If you don’t tell HMRC what you’re doing, that incurs a tax bill of 70% of the sum, too. If you think you can get away with not telling HMRC about it, think again: your existing pension provider has to tell the taxman about your plans. So, even if you’ve spent the entire ‘loan’ amount, or offer to pay the full amount back into your pension, you’ll have to pay the tax bill that follows.
What are the dangers of pension release?
Early pension release means just that: you’re accessing your retirement pot before you reach retirement. You won’t have a pension to rely on when you eventually retire. How will you afford to live?
That’s the best-case scenario!
The medium-case scenario is that you’re faced with at least a 10% penalty fee for withdrawing your pension pot. Add to that the 55% tax bill and you’re losing a huge 65% – at a MINIMUM – of your lump sum. You’ve saved all your life for your pension – can you really afford to lose that much?!
Let’s say your pension pot is worth £200,000. Your provider allows an early release with a 10% fee- that’s cost you £20,000. Your tax bill of 55% amounts to £110,000. So, instead of getting your full £200,000, you’ll only receive £70,000.
The very worst-case scenario is that you do all of the above… and then never receive any (or only some) of your money because you’ve been scammed.
In 2018, four fraudsters were charged by the High Court after they scammed 245 people out of their pensions at a total cost of £13.7 million.

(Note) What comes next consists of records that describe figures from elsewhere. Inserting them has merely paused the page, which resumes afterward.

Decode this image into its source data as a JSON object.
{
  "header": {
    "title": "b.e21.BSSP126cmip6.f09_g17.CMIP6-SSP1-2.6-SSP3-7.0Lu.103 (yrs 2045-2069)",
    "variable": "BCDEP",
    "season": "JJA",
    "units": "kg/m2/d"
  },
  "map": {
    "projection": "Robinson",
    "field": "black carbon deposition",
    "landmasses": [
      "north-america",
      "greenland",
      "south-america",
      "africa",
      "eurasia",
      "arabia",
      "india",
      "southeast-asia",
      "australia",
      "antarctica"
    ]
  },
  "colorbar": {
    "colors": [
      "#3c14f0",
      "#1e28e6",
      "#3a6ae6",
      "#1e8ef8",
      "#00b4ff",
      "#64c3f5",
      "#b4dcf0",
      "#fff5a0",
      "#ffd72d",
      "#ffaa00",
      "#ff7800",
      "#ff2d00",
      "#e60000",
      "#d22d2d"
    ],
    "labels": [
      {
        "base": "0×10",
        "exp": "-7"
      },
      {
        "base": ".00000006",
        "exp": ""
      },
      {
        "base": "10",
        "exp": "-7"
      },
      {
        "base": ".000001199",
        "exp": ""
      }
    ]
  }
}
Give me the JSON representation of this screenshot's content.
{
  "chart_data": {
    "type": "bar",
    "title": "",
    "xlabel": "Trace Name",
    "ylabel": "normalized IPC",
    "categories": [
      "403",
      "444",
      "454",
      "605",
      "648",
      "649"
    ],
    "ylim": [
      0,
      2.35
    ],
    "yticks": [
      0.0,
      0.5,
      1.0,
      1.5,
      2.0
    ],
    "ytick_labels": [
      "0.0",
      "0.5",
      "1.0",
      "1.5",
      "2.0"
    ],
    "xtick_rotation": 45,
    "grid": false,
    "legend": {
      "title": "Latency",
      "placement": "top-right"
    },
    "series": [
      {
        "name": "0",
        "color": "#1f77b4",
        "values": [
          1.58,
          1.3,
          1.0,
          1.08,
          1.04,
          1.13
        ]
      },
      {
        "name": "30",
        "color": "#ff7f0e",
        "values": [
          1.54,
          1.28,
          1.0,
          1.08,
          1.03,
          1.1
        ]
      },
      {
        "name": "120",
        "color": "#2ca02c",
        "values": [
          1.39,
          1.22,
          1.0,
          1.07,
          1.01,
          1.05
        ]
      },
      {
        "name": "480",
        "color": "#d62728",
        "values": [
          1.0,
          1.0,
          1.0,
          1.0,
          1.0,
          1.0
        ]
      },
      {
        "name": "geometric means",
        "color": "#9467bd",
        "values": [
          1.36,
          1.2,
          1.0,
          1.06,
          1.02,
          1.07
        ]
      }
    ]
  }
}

Between 2012 and 2014, the scammers cold-called people or set up scam websites encouraging early pension release options for customers. They requested the money be transferred from legitimate pension pots into an overseas account.
They then laundered the money through various bank accounts in different countries. In two years, they stole millions of pounds. Money siphoned off under the guise of ‘fees and commissions’ drained the ‘investments’ of the pension fund accounts.
What’s so shocking about this is that it’s just one of many examples of pension scams draining the retirement pots of innocent and unwitting people. These fraudsters were charged and had to repay every penny back – but whether the money is still there to be repaid is another question altogether. Those caught up in the scam may never see their retirement fund returned.
If you’re still considering pension liberation, for example because you’ve been diagnosed with a serious illness, make sure you seek independent financial advice first. Check out the Government website Pension Wise for more information, or look at the Money Advice Service for more help.
It’s also worth seeking the help of an independent financial adviser – this may cost you a small fee, but in the grand scheme of your pension pot it’s worth it!
How to spot an early pension release scam
Pension release is also called pension unlocking or pension liberation. If you’re approached by ANYONE offering this service without your consent, don’t accept their advice.
Signs of a scam include:
- Promises of guaranteed early pension release before the age of 55
- Requests to transfer your pension fund to another account (often overseas)
- Being approached by a company you’ve not asked to contact you
- Lack of clarity over fees and costs
- No information about changing your mind (you legally have 30 days from instructing your pension provider to transfer funds to change your mind)
- They use the phrase ‘legal loophole’ (they don’t exist)
- Offers of a ‘loan’ of your pension sum
- No mention of the taxes involved
If you think you’ve been contacted by a pension release scammer, look up the company with the Financial Conduct Authority. If they’re not registered, report it to Action Fraud and find an independent financial adviser to provide holistic advice on your finances and retirement plans.